The research has been at the forefront of my mind since the day it was published. Christian Smith and Melina Lundquist Denton, in their book Soul Searching: The Religious and Spiritual Lives of American Teenagers focus in on a unique variable that suggests that there is a correlation between the faith importance of parents and the faith importance of young adults.
Circled around a conference table, Christian, myself, and a handful of incredible junior high youth ministry leaders across the United States, gathered to wrestle with data that overwhelmingly suggests that the strongest variable in a teenagers spirituality was a parent or parents who had a high faith importance throughout their adolescence.
Our conversations shifted back and forth.
Should we be focusing more on parent ministry?
Is what we're currently doing enough?
In those moments when we have shifted to parent focused youth ministry, did it make a difference?
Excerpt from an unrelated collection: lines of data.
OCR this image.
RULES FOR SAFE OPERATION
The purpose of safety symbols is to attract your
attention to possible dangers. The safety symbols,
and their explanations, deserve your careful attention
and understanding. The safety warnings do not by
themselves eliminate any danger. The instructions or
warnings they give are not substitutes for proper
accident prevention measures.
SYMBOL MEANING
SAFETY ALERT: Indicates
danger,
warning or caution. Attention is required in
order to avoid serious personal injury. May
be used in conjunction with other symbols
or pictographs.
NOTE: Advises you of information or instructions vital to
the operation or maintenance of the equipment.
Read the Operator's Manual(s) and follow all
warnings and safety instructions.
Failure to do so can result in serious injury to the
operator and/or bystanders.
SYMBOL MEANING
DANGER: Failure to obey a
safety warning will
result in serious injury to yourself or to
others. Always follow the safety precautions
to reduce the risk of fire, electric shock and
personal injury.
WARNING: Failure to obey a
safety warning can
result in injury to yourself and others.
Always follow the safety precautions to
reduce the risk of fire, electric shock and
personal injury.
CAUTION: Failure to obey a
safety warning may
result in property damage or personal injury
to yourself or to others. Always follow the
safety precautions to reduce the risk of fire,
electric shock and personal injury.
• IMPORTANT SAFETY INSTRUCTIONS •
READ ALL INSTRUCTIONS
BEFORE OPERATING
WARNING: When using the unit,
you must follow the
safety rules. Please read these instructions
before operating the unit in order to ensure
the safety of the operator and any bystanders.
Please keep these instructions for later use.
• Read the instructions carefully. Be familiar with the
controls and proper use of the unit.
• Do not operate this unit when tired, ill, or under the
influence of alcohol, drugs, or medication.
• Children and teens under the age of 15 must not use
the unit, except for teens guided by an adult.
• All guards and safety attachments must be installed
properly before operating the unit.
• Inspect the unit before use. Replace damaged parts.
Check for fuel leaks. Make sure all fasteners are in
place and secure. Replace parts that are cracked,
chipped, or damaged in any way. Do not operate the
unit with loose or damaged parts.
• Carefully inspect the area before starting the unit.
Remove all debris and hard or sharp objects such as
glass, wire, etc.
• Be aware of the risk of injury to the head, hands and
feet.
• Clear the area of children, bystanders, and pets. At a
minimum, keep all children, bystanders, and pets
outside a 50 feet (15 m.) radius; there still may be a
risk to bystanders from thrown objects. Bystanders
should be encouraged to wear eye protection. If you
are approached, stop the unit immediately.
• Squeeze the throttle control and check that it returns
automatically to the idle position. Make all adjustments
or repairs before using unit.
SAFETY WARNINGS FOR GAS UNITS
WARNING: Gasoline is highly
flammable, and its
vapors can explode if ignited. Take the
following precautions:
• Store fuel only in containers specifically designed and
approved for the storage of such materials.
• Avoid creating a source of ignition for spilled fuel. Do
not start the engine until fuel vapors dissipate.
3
Do parents want to be ministered to?
We'd follow the rich rabbit trail of discussion with Christian interjecting his thoughts.
It ranks for me, one of the top five most stimulating and practical conversations on youth ministry I've experienced.
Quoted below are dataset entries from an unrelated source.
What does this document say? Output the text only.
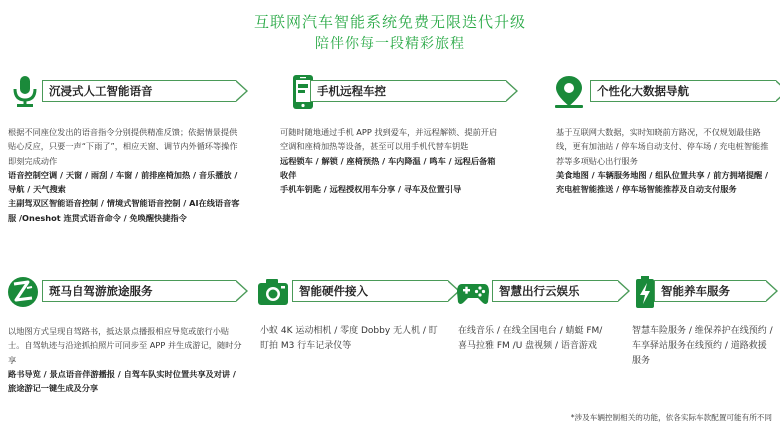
互联网汽车智能系统免费无限迭代升级
陪伴你每一段精彩旅程
沉浸式人工智能语音

根据不同座位发出的语音指令分别提供精准反馈；依据情景提供贴心反应，只要一声“下雨了”，相应天窗、调节内外循环等操作即刻完成动作

语音控制空调 / 天窗 / 雨刮 / 车窗 / 前排座椅加热 / 音乐播放 / 导航 / 天气搜索

主副驾双区智能语音控制 / 情境式智能语音控制 / AI在线语音客服 /Oneshot 连贯式语音命令 / 免唤醒快捷指令

手机远程车控

可随时随地通过手机 APP 找到爱车，并远程解锁、提前开启空调和座椅加热等设备，甚至可以用手机代替车钥匙

远程锁车 / 解锁 / 座椅预热 / 车内降温 / 鸣车 / 远程后备箱收伴

手机车钥匙 / 远程授权用车分享 / 寻车及位置引导

个性化大数据导航

基于互联网大数据，实时知晓前方路况，不仅规划最佳路线，更有加油站 / 停车场自动支付、停车场 / 充电桩智能推荐等多项贴心出行服务

美食地图 / 车辆服务地图 / 组队位置共享 / 前方拥堵提醒 / 充电桩智能推送 / 停车场智能推荐及自动支付服务

斑马自驾游旅途服务

以地图方式呈现自驾路书，抵达景点播报相应导览或旅行小贴士。自驾轨迹与沿途抓拍照片可同步至 APP 并生成游记，随时分享

路书导览 / 景点语音伴游播报 / 自驾车队实时位置共享及对讲 / 旅途游记一键生成及分享

智能硬件接入

小蚁 4K 运动相机 / 零度 Dobby 无人机 / 盯盯拍 M3 行车记录仪等

智慧出行云娱乐

在线音乐 / 在线全国电台 / 蜻蜓 FM/ 喜马拉雅 FM /U 盘视频 / 语音游戏

智能养车服务

智慧车险服务 / 维保养护在线预约 / 车享驿站服务在线预约 / 道路救援服务

*涉及车辆控制相关的功能，依各实际车款配置可能有所不同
At the same time, I walked away wondering how this sorts itself out in my ministry.
I think we all did.
I think we're all still sorting it out.
In an ideal situation, we'd be the "vitamin" and the parents would be
the "meal" in spiritual and life formation/ development.
But this isn't
always the case. We stand in the gap in many cases where this isn't possible.
What I'm learning is that prayer is the infrastructure
of that bridge.
Not every teenager we journey with has a home, a parent, a functional living environment. And even some of those that are present, participatory, and prepared for raising teenagers may still lack spiritual depth and leadership that a child needs during his or her most formative years. Parents need help.
I know, because I need help.
There are many levels of ministering to parents.
Both spontaneous and planned.
I used to think that the more I planned to minister to parents, the more parents would be ministered to. Now I know that God does the ministering and I'm the catalyst for ministry.
On being a catalyst...well, one has to be open and ready to be used in all sorts of ways. We find ourselves yielding to God's leading because God knows what each parent needs in each of their unique situations. We don't know what they need in the intimate ways God does.
That's why we pray.
In prayer, we wait.
In the stillness, we receive.
Maybe a thought that lingers longer than most.
An ability to understand or to put pieces together.
A next step...
We love parents who are doing their best, and some who seem to be doing their worst.
We find a way through prayer.
We ask, God what do I need to be today as your catalyst?
The reaction you are looking for--that's what I want--so mold me and shape me so that I might be able to connect teenagers and their families with the grace of Jesus Christ.
I know my youth pastor prayed for our family.
There's no way he didn't.
I also know that he never knew how crazy things really were sometimes.
He was aware and intuitive, knowing some things about us.
But because our family life was mostly private--he could never know what I knew or what my parents knew or what we were going through, completely.
He did know how to serve us, love us, and be the catalyst--a bridge--where high faith importance wasn't quite getting me to the other side, and when he did that, I walked across and said hello to Jesus.
Don't feel so pressured to get it all right. You'll be all right when you get on your knees, listen, and then lay down your life.